The following year the Footloose Forester returned alone to Santo Antão to monitor the progress of our dike construction project. This time, it was definitely going to be overland by mule. He was looking forward to another adventure; he was not disappointed.  The ascent up the face of the steep mountain at the outset of the mule trip was the most remarkable proposition that he ever remembers.  There were a few switchbacks that one could see when standing at the trailhead, but Footloose Forester would have never thought that animals could negotiate that trail, and on a regular basis.  But he usually gave others the benefit of the doubt, so it was not long before he found himself looking back into the valley from a trail so narrow that in some places you could touch the rock face with your left hand and spit into space on your right side.  What a truly haunting memory!  A few places were so narrow, and so steep, that the mule skinner guide asked him to dismount, to be on the safe side.  Footloose was more than happy to oblige.  As he now remembers, a few of the drop-offs were hundreds of feet down, with rocky outcrops along the way. 

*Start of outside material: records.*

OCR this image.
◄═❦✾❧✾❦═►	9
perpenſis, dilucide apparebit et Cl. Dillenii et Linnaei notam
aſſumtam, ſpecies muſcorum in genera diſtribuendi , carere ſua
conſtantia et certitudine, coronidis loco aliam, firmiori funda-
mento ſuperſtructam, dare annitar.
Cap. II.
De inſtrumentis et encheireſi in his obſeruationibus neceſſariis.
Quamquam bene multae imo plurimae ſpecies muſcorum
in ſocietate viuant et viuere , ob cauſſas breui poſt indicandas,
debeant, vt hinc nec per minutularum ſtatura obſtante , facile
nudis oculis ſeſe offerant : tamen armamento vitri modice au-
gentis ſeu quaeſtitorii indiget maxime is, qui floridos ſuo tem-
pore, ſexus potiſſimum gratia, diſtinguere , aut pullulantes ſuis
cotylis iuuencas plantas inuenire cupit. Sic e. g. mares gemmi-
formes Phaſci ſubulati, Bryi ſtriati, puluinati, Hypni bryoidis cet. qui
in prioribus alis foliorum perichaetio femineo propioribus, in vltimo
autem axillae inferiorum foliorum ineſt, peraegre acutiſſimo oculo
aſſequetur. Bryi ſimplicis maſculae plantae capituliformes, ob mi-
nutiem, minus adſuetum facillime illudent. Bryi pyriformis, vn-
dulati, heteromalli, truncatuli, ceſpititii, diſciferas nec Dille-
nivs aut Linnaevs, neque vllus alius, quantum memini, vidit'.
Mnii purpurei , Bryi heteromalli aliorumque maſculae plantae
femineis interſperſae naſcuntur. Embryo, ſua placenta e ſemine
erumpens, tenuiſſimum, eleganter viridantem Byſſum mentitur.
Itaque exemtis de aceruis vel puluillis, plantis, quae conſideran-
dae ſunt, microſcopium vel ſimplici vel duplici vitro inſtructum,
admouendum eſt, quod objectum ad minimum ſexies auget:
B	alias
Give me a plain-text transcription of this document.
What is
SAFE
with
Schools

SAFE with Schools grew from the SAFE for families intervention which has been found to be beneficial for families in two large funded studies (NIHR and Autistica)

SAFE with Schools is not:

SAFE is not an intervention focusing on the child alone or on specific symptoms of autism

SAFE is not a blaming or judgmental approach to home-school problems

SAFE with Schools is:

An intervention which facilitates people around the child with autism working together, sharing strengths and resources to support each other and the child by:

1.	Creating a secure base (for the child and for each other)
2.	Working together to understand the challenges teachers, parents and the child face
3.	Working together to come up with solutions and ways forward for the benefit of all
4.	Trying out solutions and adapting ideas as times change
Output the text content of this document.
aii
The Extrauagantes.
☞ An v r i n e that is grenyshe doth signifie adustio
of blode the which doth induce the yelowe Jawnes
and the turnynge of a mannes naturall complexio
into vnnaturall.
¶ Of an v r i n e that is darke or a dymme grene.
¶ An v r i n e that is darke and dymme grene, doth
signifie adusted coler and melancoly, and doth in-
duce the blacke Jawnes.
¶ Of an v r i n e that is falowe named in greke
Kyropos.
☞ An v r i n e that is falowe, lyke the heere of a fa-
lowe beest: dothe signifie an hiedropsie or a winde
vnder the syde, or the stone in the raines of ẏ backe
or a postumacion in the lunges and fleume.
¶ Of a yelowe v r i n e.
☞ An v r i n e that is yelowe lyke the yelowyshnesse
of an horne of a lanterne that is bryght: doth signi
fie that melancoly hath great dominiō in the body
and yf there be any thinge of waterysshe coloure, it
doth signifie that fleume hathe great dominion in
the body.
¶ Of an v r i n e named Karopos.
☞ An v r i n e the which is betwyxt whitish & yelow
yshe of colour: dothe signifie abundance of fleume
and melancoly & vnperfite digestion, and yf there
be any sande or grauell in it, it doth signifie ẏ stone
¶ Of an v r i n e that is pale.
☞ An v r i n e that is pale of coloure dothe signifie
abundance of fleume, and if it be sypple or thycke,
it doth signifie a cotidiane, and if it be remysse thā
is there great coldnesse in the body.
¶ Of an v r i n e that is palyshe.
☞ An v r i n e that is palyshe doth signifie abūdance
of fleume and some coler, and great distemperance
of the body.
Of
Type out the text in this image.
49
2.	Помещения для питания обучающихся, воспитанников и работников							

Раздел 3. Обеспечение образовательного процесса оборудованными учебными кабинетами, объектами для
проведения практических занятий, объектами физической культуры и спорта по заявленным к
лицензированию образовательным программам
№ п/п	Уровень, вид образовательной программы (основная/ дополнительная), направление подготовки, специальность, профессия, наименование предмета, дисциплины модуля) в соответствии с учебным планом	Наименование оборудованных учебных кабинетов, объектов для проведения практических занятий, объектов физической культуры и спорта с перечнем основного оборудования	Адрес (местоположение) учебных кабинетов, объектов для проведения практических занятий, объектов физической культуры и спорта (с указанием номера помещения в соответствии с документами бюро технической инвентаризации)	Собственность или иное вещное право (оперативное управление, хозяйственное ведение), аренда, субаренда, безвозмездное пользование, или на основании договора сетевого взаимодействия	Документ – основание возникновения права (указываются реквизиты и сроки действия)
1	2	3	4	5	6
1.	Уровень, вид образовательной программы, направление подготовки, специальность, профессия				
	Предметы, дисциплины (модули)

Further along the way, on a long section of ridgeback, he was thrown headlong over the mule’s ears and landed amid a couple of boulders. Between them, but not on them.  On the way back, he was again thrown off the same mule and at the same place, when the cinch strap broke and the saddle came off.  He was thrown backward this time, but again avoided the sharp stones.  By way of analysis, the reason why getting thrown at the same place was because the spot was a contact zone between a steep pitch and the first stretch of level land. The animal lurched forward onto the flat in one direction; and lurched forward to gain a foothold on the slope, in the other direction.  But when you’re lucky, you’re lucky.  No broken bones or lasting pain.  At least that spot was not the scariest sector of that long trail.